I’m trying to use the __half atomicAdd as on the website. Is it normal that it is much slower than the float version?
My cuda version is 12.3 and the actual computing times are:

  • 6.7ms with floating atomicAdd
  • 83ms with __half atomicAdd

Thank you in advance!

It doesn’t appear to be the case according to my testing:

# cat t127.cu
#include <cuda_fp16.h>
#include <iostream>
#include <time.h>
#include <sys/time.h>
#define USECPSEC 1000000ULL

unsigned long long dtime_usec(unsigned long long start=0){

  timeval tv;
  gettimeofday(&tv, 0);
  return ((tv.tv_sec*USECPSEC)+tv.tv_usec)-start;
}

const int nTPB = 128;
const size_t nBLK = 1048576ULL;
const size_t ds = nBLK*nTPB;
#ifndef USE_FLOAT
using ft = half;
#else
using ft = float;
#endif
__global__ void k(const ft * __restrict__ i, ft * __restrict__ o){
        size_t idx = blockIdx.x*blockDim.x+threadIdx.x;
        atomicAdd(o, i[idx]);
}

int main(){

  ft *i, *o, *hi;
  cudaMalloc(&i, ds*sizeof(ft));
  cudaMalloc(&o,    sizeof(ft));
  hi = (ft *)malloc(ds*sizeof(ft));
  for (size_t i = 0; i < ds; i++)
#ifndef USE_FLOAT
    hi[i] = __float2half(-1.0f);
#else
    hi[i] = -1.0f;
#endif
  cudaMemcpy(i, hi, ds*sizeof(ft), cudaMemcpyHostToDevice);
  k<<<nBLK, nTPB>>>(i, o); // warm-up
  cudaDeviceSynchronize();
  unsigned long long dt = dtime_usec(0);
  k<<<nBLK, nTPB>>>(i, o);
  cudaDeviceSynchronize();
  dt = dtime_usec(dt);
  cudaError_t err = cudaGetLastError();
  if (err == cudaSuccess) std::cout << "Duration: " << dt/(float)USECPSEC << "s" << std::endl;
  else std::cout << "Error: " << cudaGetErrorString(err) << std::endl;
}

# nvcc -o t127 t127.cu -arch=sm_89
# ./t127
Duration: 0.085885s
# nvcc -o t127 t127.cu -arch=sm_89 -DUSE_FLOAT
# ./t127
Duration: 0.220041s
#

I do expect the float case to be about 2x slower for my test, as it is loading 2x the number of bytes.
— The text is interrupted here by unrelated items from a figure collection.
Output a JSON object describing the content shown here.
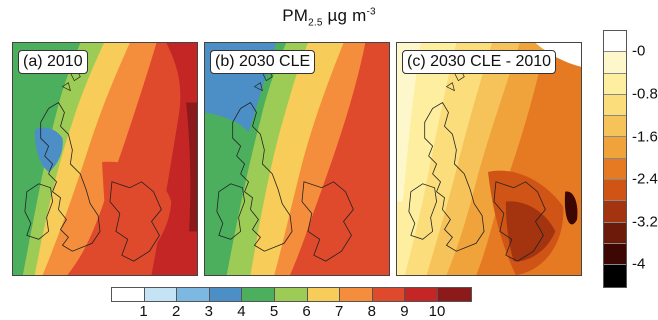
{
  "title": {
    "main": "PM",
    "sub": "2.5",
    "unit": " µg m",
    "sup": "-3"
  },
  "panels": [
    {
      "label": "(a) 2010",
      "scale": "pm25"
    },
    {
      "label": "(b) 2030 CLE",
      "scale": "pm25"
    },
    {
      "label": "(c) 2030 CLE - 2010",
      "scale": "difference"
    }
  ],
  "pm25_colorbar": {
    "ticks": [
      "1",
      "2",
      "3",
      "4",
      "5",
      "6",
      "7",
      "8",
      "9",
      "10"
    ],
    "colors": [
      "#ffffff",
      "#c4e3f5",
      "#7cb8e2",
      "#4b8fc6",
      "#4caf5d",
      "#9ccc55",
      "#f7cc58",
      "#f48e3c",
      "#e04a2c",
      "#c42626",
      "#8c1a1a"
    ]
  },
  "difference_colorbar": {
    "ticks": [
      "-0",
      "-0.8",
      "-1.6",
      "-2.4",
      "-3.2",
      "-4"
    ],
    "colors": [
      "#ffffff",
      "#fff7cc",
      "#fdeea0",
      "#fbdd7c",
      "#f6c25a",
      "#f0a33a",
      "#e67a22",
      "#cf5416",
      "#a3340f",
      "#6e1a0a",
      "#3d0704",
      "#000000"
    ]
  }
}
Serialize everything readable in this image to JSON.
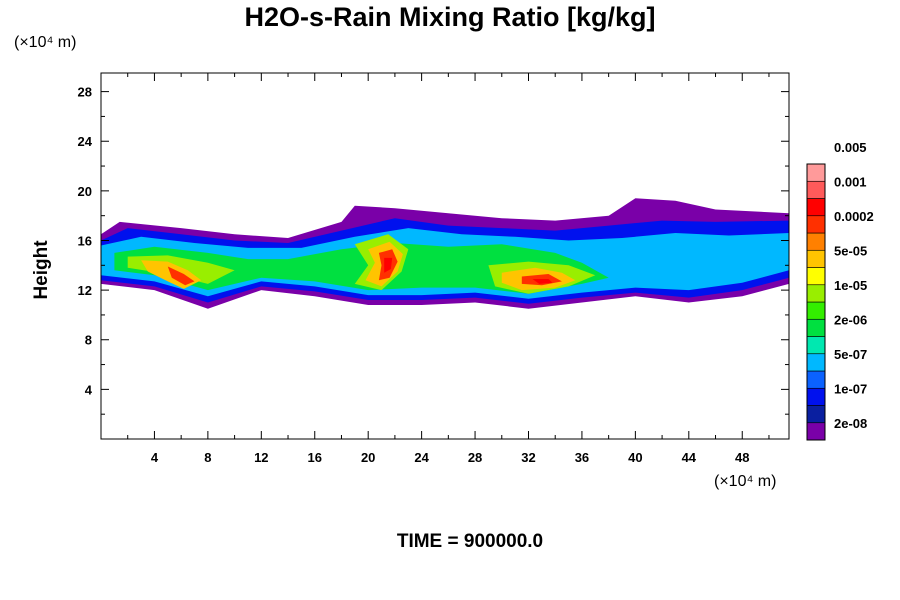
{
  "title": "H2O-s-Rain Mixing Ratio [kg/kg]",
  "y_unit": "(×10⁴ m)",
  "x_unit": "(×10⁴ m)",
  "ylabel": "Height",
  "time_label": "TIME = 900000.0",
  "chart_data": {
    "type": "heatmap",
    "title": "H2O-s-Rain Mixing Ratio [kg/kg]",
    "ylabel": "Height",
    "xlabel": "",
    "xlim": [
      0,
      51.5
    ],
    "ylim": [
      0,
      29.5
    ],
    "x_ticks": [
      4,
      8,
      12,
      16,
      20,
      24,
      28,
      32,
      36,
      40,
      44,
      48
    ],
    "y_ticks": [
      4,
      8,
      12,
      16,
      20,
      24,
      28
    ],
    "colorbar": {
      "levels": [
        "2e-08",
        "1e-07",
        "5e-07",
        "2e-06",
        "1e-05",
        "5e-05",
        "0.0002",
        "0.001",
        "0.005"
      ],
      "colors": [
        "#7a00a8",
        "#0a1fa0",
        "#0011ee",
        "#0b62ff",
        "#00b8ff",
        "#00e8b0",
        "#00e040",
        "#33ee00",
        "#99ee00",
        "#ffff00",
        "#ffc400",
        "#ff8000",
        "#ff3000",
        "#ff0000",
        "#ff5a5a",
        "#ff9a9a"
      ]
    },
    "regions": [
      {
        "level": 0,
        "outline": [
          [
            0,
            16.5
          ],
          [
            1.4,
            17.5
          ],
          [
            6,
            17
          ],
          [
            10,
            16.5
          ],
          [
            14,
            16.2
          ],
          [
            18,
            17.5
          ],
          [
            19,
            18.8
          ],
          [
            22,
            18.6
          ],
          [
            26,
            18.2
          ],
          [
            30,
            17.8
          ],
          [
            34,
            17.6
          ],
          [
            38,
            18
          ],
          [
            40,
            19.4
          ],
          [
            43,
            19.2
          ],
          [
            46,
            18.5
          ],
          [
            51.5,
            18.2
          ],
          [
            51.5,
            12.5
          ],
          [
            48,
            11.5
          ],
          [
            44,
            11
          ],
          [
            40,
            11.5
          ],
          [
            36,
            11
          ],
          [
            32,
            10.5
          ],
          [
            28,
            11
          ],
          [
            24,
            10.8
          ],
          [
            20,
            10.8
          ],
          [
            16,
            11.5
          ],
          [
            12,
            12
          ],
          [
            8,
            10.5
          ],
          [
            4,
            12
          ],
          [
            0,
            12.5
          ]
        ]
      },
      {
        "level": 2,
        "outline": [
          [
            0,
            16
          ],
          [
            2,
            17
          ],
          [
            6,
            16.5
          ],
          [
            10,
            16
          ],
          [
            14,
            15.8
          ],
          [
            18,
            16.8
          ],
          [
            22,
            17.8
          ],
          [
            26,
            17.2
          ],
          [
            30,
            17
          ],
          [
            34,
            16.8
          ],
          [
            38,
            17.2
          ],
          [
            42,
            17.6
          ],
          [
            46,
            17.5
          ],
          [
            51.5,
            17.6
          ],
          [
            51.5,
            13
          ],
          [
            48,
            12
          ],
          [
            44,
            11.4
          ],
          [
            40,
            11.8
          ],
          [
            36,
            11.4
          ],
          [
            32,
            10.9
          ],
          [
            28,
            11.4
          ],
          [
            24,
            11.2
          ],
          [
            20,
            11.2
          ],
          [
            16,
            11.9
          ],
          [
            12,
            12.3
          ],
          [
            8,
            11
          ],
          [
            4,
            12.3
          ],
          [
            0,
            12.8
          ]
        ]
      },
      {
        "level": 4,
        "outline": [
          [
            0,
            15.6
          ],
          [
            3,
            16.3
          ],
          [
            7,
            15.8
          ],
          [
            11,
            15.4
          ],
          [
            15,
            15.4
          ],
          [
            19,
            16.3
          ],
          [
            23,
            17
          ],
          [
            27,
            16.5
          ],
          [
            31,
            16.3
          ],
          [
            35,
            16
          ],
          [
            39,
            16.2
          ],
          [
            43,
            16.6
          ],
          [
            47,
            16.4
          ],
          [
            51.5,
            16.6
          ],
          [
            51.5,
            13.6
          ],
          [
            48,
            12.6
          ],
          [
            44,
            12
          ],
          [
            40,
            12.2
          ],
          [
            36,
            11.8
          ],
          [
            32,
            11.3
          ],
          [
            28,
            11.8
          ],
          [
            24,
            11.6
          ],
          [
            20,
            11.6
          ],
          [
            16,
            12.3
          ],
          [
            12,
            12.7
          ],
          [
            8,
            11.5
          ],
          [
            4,
            12.7
          ],
          [
            0,
            13.2
          ]
        ]
      },
      {
        "level": 6,
        "outline": [
          [
            1,
            15
          ],
          [
            4,
            15.5
          ],
          [
            8,
            15
          ],
          [
            11,
            14.5
          ],
          [
            14,
            14.5
          ],
          [
            18,
            15.3
          ],
          [
            22,
            15.8
          ],
          [
            26,
            15.5
          ],
          [
            30,
            15.7
          ],
          [
            34,
            15
          ],
          [
            36,
            14.2
          ],
          [
            38,
            13
          ],
          [
            36,
            12.5
          ],
          [
            32,
            11.7
          ],
          [
            28,
            12.2
          ],
          [
            24,
            12.2
          ],
          [
            20,
            12
          ],
          [
            16,
            12.7
          ],
          [
            12,
            13
          ],
          [
            8,
            12
          ],
          [
            4,
            13.2
          ],
          [
            1,
            13.6
          ]
        ]
      },
      {
        "level": 8,
        "outline": [
          [
            2,
            14.7
          ],
          [
            5,
            14.8
          ],
          [
            8,
            14.2
          ],
          [
            10,
            13.6
          ],
          [
            8,
            12.5
          ],
          [
            5,
            13.3
          ],
          [
            2,
            13.8
          ]
        ]
      },
      {
        "level": 8,
        "outline": [
          [
            19,
            15.7
          ],
          [
            21.5,
            16.5
          ],
          [
            23,
            15.3
          ],
          [
            22.5,
            13.5
          ],
          [
            21,
            12
          ],
          [
            19,
            12.5
          ],
          [
            20,
            14
          ]
        ]
      },
      {
        "level": 8,
        "outline": [
          [
            29,
            14
          ],
          [
            32,
            14.3
          ],
          [
            35,
            14
          ],
          [
            37,
            13.2
          ],
          [
            35,
            12.3
          ],
          [
            32,
            11.7
          ],
          [
            29.5,
            12.3
          ]
        ]
      },
      {
        "level": 10,
        "outline": [
          [
            3,
            14.4
          ],
          [
            5,
            14.3
          ],
          [
            6.5,
            13.6
          ],
          [
            7.5,
            12.8
          ],
          [
            6.2,
            12.1
          ],
          [
            5,
            12.7
          ],
          [
            3.5,
            13.5
          ]
        ]
      },
      {
        "level": 10,
        "outline": [
          [
            20,
            15.3
          ],
          [
            21.6,
            15.9
          ],
          [
            22.6,
            14.9
          ],
          [
            22.2,
            13.5
          ],
          [
            21,
            12.3
          ],
          [
            19.8,
            12.8
          ],
          [
            20.5,
            14.2
          ]
        ]
      },
      {
        "level": 10,
        "outline": [
          [
            30,
            13.4
          ],
          [
            32.5,
            13.8
          ],
          [
            34.5,
            13.4
          ],
          [
            35.5,
            12.8
          ],
          [
            34,
            12.2
          ],
          [
            31.5,
            12
          ],
          [
            30,
            12.6
          ]
        ]
      },
      {
        "level": 12,
        "outline": [
          [
            5,
            13.9
          ],
          [
            6.2,
            13.3
          ],
          [
            7,
            12.7
          ],
          [
            6.3,
            12.4
          ],
          [
            5.3,
            13
          ]
        ]
      },
      {
        "level": 12,
        "outline": [
          [
            20.8,
            15
          ],
          [
            21.8,
            15.3
          ],
          [
            22.2,
            14.3
          ],
          [
            21.6,
            13
          ],
          [
            20.8,
            12.8
          ],
          [
            21,
            14
          ]
        ]
      },
      {
        "level": 12,
        "outline": [
          [
            31.5,
            13.1
          ],
          [
            33.5,
            13.3
          ],
          [
            34.5,
            12.7
          ],
          [
            33,
            12.4
          ],
          [
            31.5,
            12.5
          ]
        ]
      },
      {
        "level": 13,
        "outline": [
          [
            21.2,
            14.6
          ],
          [
            21.8,
            14.6
          ],
          [
            21.7,
            13.7
          ],
          [
            21.2,
            13.4
          ]
        ]
      },
      {
        "level": 13,
        "outline": [
          [
            32.3,
            12.9
          ],
          [
            33.5,
            12.9
          ],
          [
            33.8,
            12.6
          ],
          [
            32.8,
            12.5
          ]
        ]
      }
    ]
  }
}
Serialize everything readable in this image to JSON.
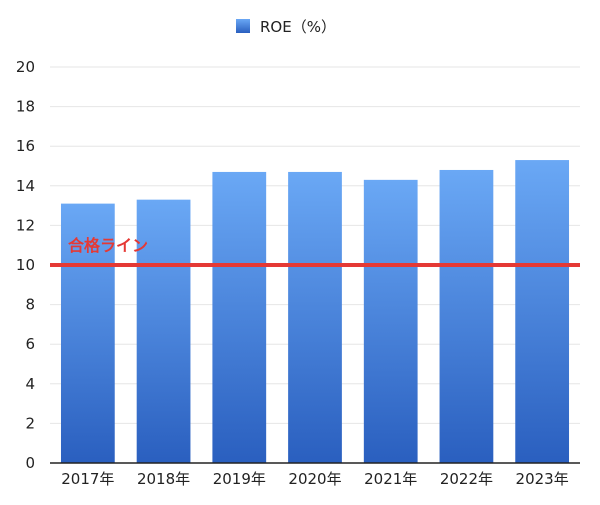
{
  "chart_data": {
    "type": "bar",
    "categories": [
      "2017年",
      "2018年",
      "2019年",
      "2020年",
      "2021年",
      "2022年",
      "2023年"
    ],
    "series": [
      {
        "name": "ROE（%）",
        "values": [
          13.1,
          13.3,
          14.7,
          14.7,
          14.3,
          14.8,
          15.3
        ]
      }
    ],
    "ylim": [
      0,
      20
    ],
    "yticks": [
      "0",
      "2",
      "4",
      "6",
      "8",
      "10",
      "12",
      "14",
      "16",
      "18",
      "20"
    ],
    "grid": true,
    "legend": "top-center",
    "reference_line": {
      "value": 10,
      "label": "合格ライン",
      "color": "#e53935"
    },
    "colors": {
      "bar_top": "#6aa8f5",
      "bar_bottom": "#2a5fbf",
      "grid": "#e6e6e6",
      "axis": "#222222"
    }
  }
}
Hello Robert, thank you for the answer!
Is it the same when you try to add a negative number? Because it is were I see a really big difference

There shouldn’t be any difference whether the numbers added are positive or negative. In my test case, if I initialize all input values to -1, there is no change in timing. (I’ve updated the above listing to demonstrate that.) I don’t think your claim is supportable.

If you believe it is, I suggest you provide a short, complete test case, just as I have done, to demonstrate your claim conclusively. Or, if you like, run my test case on your machine.